Although he was a familiar figure on its streets, as an artist Herrick turned his back for the most part on Manchester’s bustling industrial heart and took his sketchbook instead to the quiet residential avenues that fed from it and, farther beyond, to the winding dirt roads that led into the New Hampshire countryside.
Herrick was born in nearby Hopkinton in 1824. His father was a merchant and lumber dealer. His mother was an amateur painter who had studied with Jedediah Morse, the father of Samuel F. B. Morse, and it was she who recognized and encouraged young Henry’s artistic bent.
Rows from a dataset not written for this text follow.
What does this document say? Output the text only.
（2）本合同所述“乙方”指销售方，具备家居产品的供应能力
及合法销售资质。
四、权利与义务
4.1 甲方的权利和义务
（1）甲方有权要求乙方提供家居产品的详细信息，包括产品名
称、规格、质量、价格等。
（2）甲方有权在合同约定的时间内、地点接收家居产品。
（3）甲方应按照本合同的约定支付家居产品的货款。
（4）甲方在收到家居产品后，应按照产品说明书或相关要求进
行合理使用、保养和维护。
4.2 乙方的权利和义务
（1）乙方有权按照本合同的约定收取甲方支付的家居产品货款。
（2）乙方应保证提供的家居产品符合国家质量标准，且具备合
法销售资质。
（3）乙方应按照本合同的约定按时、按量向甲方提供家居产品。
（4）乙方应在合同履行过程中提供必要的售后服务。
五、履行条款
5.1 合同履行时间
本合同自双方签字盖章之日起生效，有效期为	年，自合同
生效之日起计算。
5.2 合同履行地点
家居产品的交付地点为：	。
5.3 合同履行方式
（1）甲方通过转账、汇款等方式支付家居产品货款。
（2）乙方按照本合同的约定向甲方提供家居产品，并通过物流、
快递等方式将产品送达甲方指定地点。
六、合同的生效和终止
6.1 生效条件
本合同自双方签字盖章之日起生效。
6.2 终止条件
At the age of eight he was painting flowers, birds, and other objects of nature under her tutelage.
While still in his teens Herrick began the study of wood engraving on his own; he also journeyed to Tennessee to work as a miniature portraitist. At the age of twenty he went to New York to study at the National Academy of Design, and within six months he was busily engaged in making book engravings for leading publishing houses, reproducing the works of noted painters and also doin? original engravings
In 1852 Herrick took a job as a teacher at the newly founded School of Design for Women, and four years later he became its principal. He was an early crusader for equal employment rights for women in the engraving profession. He left the school in 1858 to concentrate on his own work as an engraver, and during the Civil War he was a leading engraver for Harper’s Weekly .
Herrick continued his work as an engraver for New York and Boston publishing firms upon his return to Manchester after the war. Then, in 1875, he at last found the time to devote his skills to an art medium then in vogue in England and just gaining popularity among American painters: water color.
Typically, Herrick painted a subject by first drawing its outline in pencil or India ink; next he applied a clear water-color wash over various parts of it, and finally accented certain features in strong touches of color. No mere landscapist, he animated his paintings with people who were not passive onlookers but drove carriages, rowed boats, herded cows, strolled along, or dallied in conversation.
Despite his prominence as an engraver and the high quality of his water colors, Herrick, who died in 1906, would be largely forgotten today were it not for the Manchester Historic Association, which recently exhibited his works. We are indebted to its director, Virginia Gerken Plisko, and to David Brooke, director of the noted Currier Gallery of Art in Manchester, for information about Herrick’s career.